Der Anwender bemerkt auf den ersten Blick keinen Unterschied zur bisherigen Darstellung. Mittelfristig erhält er sogar den Eindruck, dass sich die Qualität der gezeigten Ergebnisse verbessert. Denn das was von ihm häufig gewählt wurde, das was ihm also gefällt oder Nutzen bringt, steigt in der Ergebnisliste. Und wenn er sich häufiger Shopping-Seiten statt Pressemeldungen angesehen hat, wird er künftig auch weniger Presseseiten unter den gut positionierten Ergebnissen finden.
Schwierigkeiten tauchen allenfalls auf, wenn beispielsweise zwei Nutzer telefonieren und dabei einer der beiden sagt „Schau mal bei Google, mit dem Suchbegriff xyz, das dritte Ergebnis …“, denn fortan ist es durchaus möglich, dass beide eine andere Reihenfolge in den Ergebnisse sehen.
Für die Suchmaschinenoptimierung ergeben sich aber weit größere Schwierigkeiten durch diese Änderung. Zwar lässt sich diese Art der Sortierung auf dem eigenen Rechner abschalten, aber es ist davon auszugehen, dass die Mehrheit der Nutzer dieses Feature nicht abschalten wird, ja sogar zu einem großen Teil nicht einmal darüber Bescheid weiß.
Wenn allerdings der Optimierer oder Shop-Betreiber aus Bequemlichkeit diese Einstellung beibehält, sich in der Folge von den vermeintlich guten Positionierungen blenden lässt, darf sich nicht über ausbleibende Verkäufe bei anderen beschweren. Leider ist aber auch zu vermuten, dass schwarze Schafe unter den Optimierern, sich die Google-Neuerung zu Nutzen machen werden. Sie bauen darauf, dass die Betreiber von Shops oder ähnlichen Seiten, diese selbst häufig in Google suchen werden, um zu sehen, wie hoch diese inzwischen in den Ergebnissen gestiegen ist. Das dies allein durch das häufige Aufrufen geschieht und nicht durch die Arbeit des Optimierers, werden diese Scharlatane dann natürlich tunlichst verschweigen.

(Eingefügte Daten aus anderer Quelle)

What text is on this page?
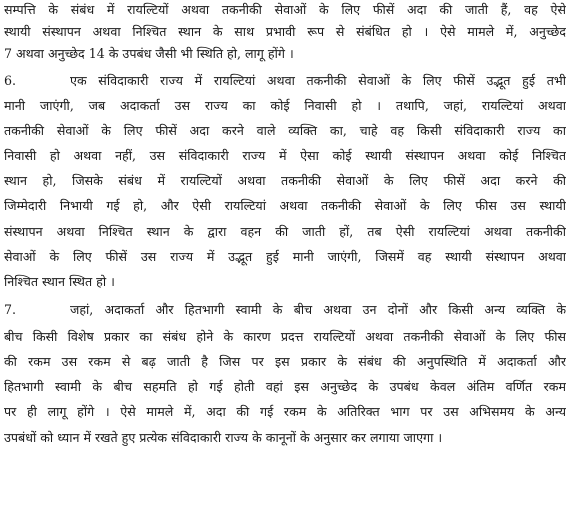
सम्पत्ति के संबंध में रायल्टियों अथवा तकनीकी सेवाओं के लिए फीसें अदा की जाती हैं, वह ऐसे
स्थायी संस्थापन अथवा निश्चित स्थान के साथ प्रभावी रूप से संबंधित हो । ऐसे मामले में, अनुच्छेद
7 अथवा अनुच्छेद 14 के उपबंध जैसी भी स्थिति हो, लागू होंगे ।
6.	एक संविदाकारी राज्य में रायल्टियां अथवा तकनीकी सेवाओं के लिए फीसें उद्भूत हुई तभी
मानी जाएंगी, जब अदाकर्ता उस राज्य का कोई निवासी हो । तथापि, जहां, रायल्टियां अथवा
तकनीकी सेवाओं के लिए फीसें अदा करने वाले व्यक्ति का, चाहे वह किसी संविदाकारी राज्य का
निवासी हो अथवा नहीं, उस संविदाकारी राज्य में ऐसा कोई स्थायी संस्थापन अथवा कोई निश्चित
स्थान हो, जिसके संबंध में रायल्टियों अथवा तकनीकी सेवाओं के लिए फीसें अदा करने की
जिम्मेदारी निभायी गई हो, और ऐसी रायल्टियां अथवा तकनीकी सेवाओं के लिए फीस उस स्थायी
संस्थापन अथवा निश्चित स्थान के द्वारा वहन की जाती हों, तब ऐसी रायल्टियां अथवा तकनीकी
सेवाओं के लिए फीसें उस राज्य में उद्भूत हुई मानी जाएंगी, जिसमें वह स्थायी संस्थापन अथवा
निश्चित स्थान स्थित हो ।
7.	जहां, अदाकर्ता और हितभागी स्वामी के बीच अथवा उन दोनों और किसी अन्य व्यक्ति के
बीच किसी विशेष प्रकार का संबंध होने के कारण प्रदत्त रायल्टियों अथवा तकनीकी सेवाओं के लिए फीस
की रकम उस रकम से बढ़ जाती है जिस पर इस प्रकार के संबंध की अनुपस्थिति में अदाकर्ता और
हितभागी स्वामी के बीच सहमति हो गई होती वहां इस अनुच्छेद के उपबंध केवल अंतिम वर्णित रकम
पर ही लागू होंगे । ऐसे मामले में, अदा की गई रकम के अतिरिक्त भाग पर उस अभिसमय के अन्य
उपबंधों को ध्यान में रखते हुए प्रत्येक संविदाकारी राज्य के कानूनों के अनुसार कर लगाया जाएगा ।
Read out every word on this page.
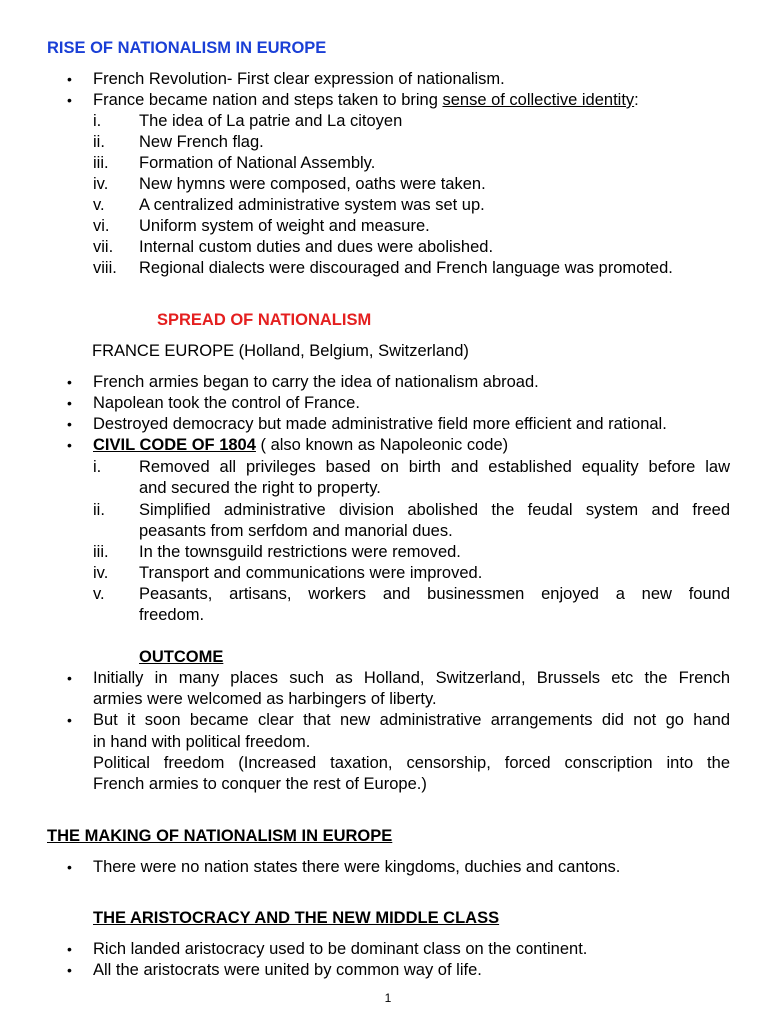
RISE OF NATIONALISM IN EUROPE
• French Revolution- First clear expression of nationalism.
• France became nation and steps taken to bring sense of collective identity:
i. The idea of La patrie and La citoyen
ii. New French flag.
iii. Formation of National Assembly.
iv. New hymns were composed, oaths were taken.
v. A centralized administrative system was set up.
vi. Uniform system of weight and measure.
vii. Internal custom duties and dues were abolished.
viii. Regional dialects were discouraged and French language was promoted.
SPREAD OF NATIONALISM
FRANCE EUROPE (Holland, Belgium, Switzerland)
• French armies began to carry the idea of nationalism abroad.
• Napolean took the control of France.
• Destroyed democracy but made administrative field more efficient and rational.
• CIVIL CODE OF 1804 ( also known as Napoleonic code)
i. Removed all privileges based on birth and established equality before law
and secured the right to property.
ii. Simplified administrative division abolished the feudal system and freed
peasants from serfdom and manorial dues.
iii. In the townsguild restrictions were removed.
iv. Transport and communications were improved.
v. Peasants, artisans, workers and businessmen enjoyed a new found
freedom.
OUTCOME
• Initially in many places such as Holland, Switzerland, Brussels etc the French
armies were welcomed as harbingers of liberty.
• But it soon became clear that new administrative arrangements did not go hand
in hand with political freedom.
Political freedom (Increased taxation, censorship, forced conscription into the
French armies to conquer the rest of Europe.)
THE MAKING OF NATIONALISM IN EUROPE
• There were no nation states there were kingdoms, duchies and cantons.
THE ARISTOCRACY AND THE NEW MIDDLE CLASS
• Rich landed aristocracy used to be dominant class on the continent.
• All the aristocrats were united by common way of life.
1
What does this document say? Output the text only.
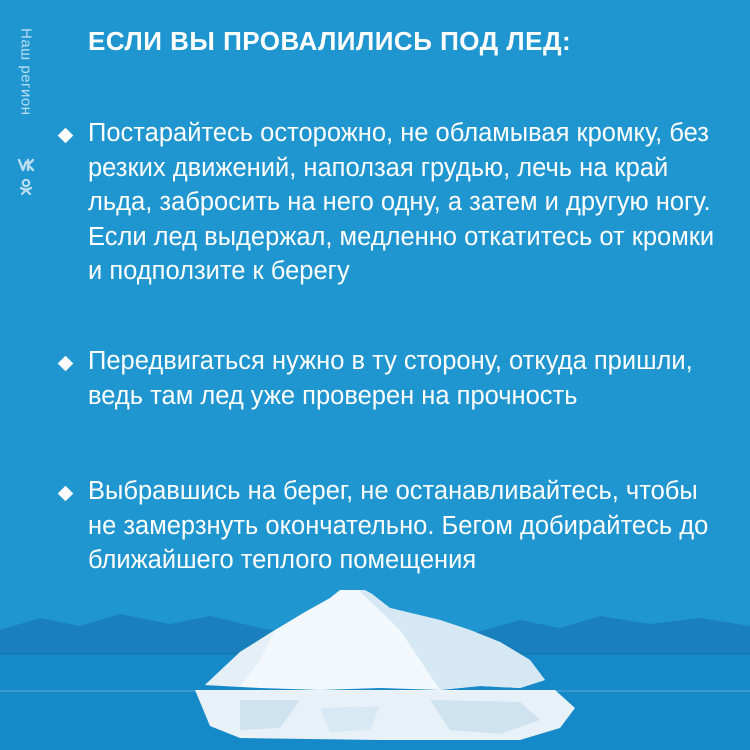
Наш регион ЕСЛИ ВЫ ПРОВАЛИЛИСЬ ПОД ЛЕД:
Постарайтесь осторожно, не обламывая кромку, без резких движений, наползая грудью, лечь на край льда, забросить на него одну, а затем и другую ногу. Если лед выдержал, медленно откатитесь от кромки и подползите к берегу
Передвигаться нужно в ту сторону, откуда пришли, ведь там лед уже проверен на прочность
Выбравшись на берег, не останавливайтесь, чтобы не замерзнуть окончательно. Бегом добирайтесь до ближайшего теплого помещения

Der ehrliche Suchmaschinenoptimierer wird solche Mittel nicht anwenden. Er hat auf seinem Rechner die personalisierte Suche abgeschaltet und erhält so objektive Ergebnisse. Seinem Kunden, der die eigene Seite womöglich besser positioniert sieht, wird er dies erklären und auf die tatsächliche Positionierung hinweisen. Die eigentliche Arbeit bleibt dadurch gleich, es gilt möglichst viel und guten Inhalt auf die Seiten zu bringen, für eine ordentliche interne Verlinkung zu erzeugen und für Backlinks zu sorgen.
Zuletzt gibt es noch die künftige Veränderung bei den (nicht personalisierten) Suchergebnissen zu betrachten. Einerseits führt die Änderung dazu, dass Seiten, die jetzt oben stehen, noch schwerer von dort zu verdrängen sind. Denn wer auf der ersten Seiten und dazu noch recht weit oben steht, wird naturgemäß auch häufiger angeklickt.
Andererseits wird sich aber nun zeigen, aus welchen Bereichen überhaupt Ergebnisse gewünscht werden. Dazu hat Google schon ab etwa Juni 2009 die Sortierung der Top-Ergebnisse geändert. Aufgeführt wurden seitdem Ergebnisse aus allen Bereichen, z.B. Presse, Blogs, Filme, Shops, Privates, usw.. Was nun davon wenig gewählt wird, wird dann also künftig schlechter positioniert werden. Tatsächliche Auswirkungen oder neue Anforderungen an die Suchmaschinen-Optimierung werden sich aber frühestens in etwa einem halbem Jahr erkennen lassen.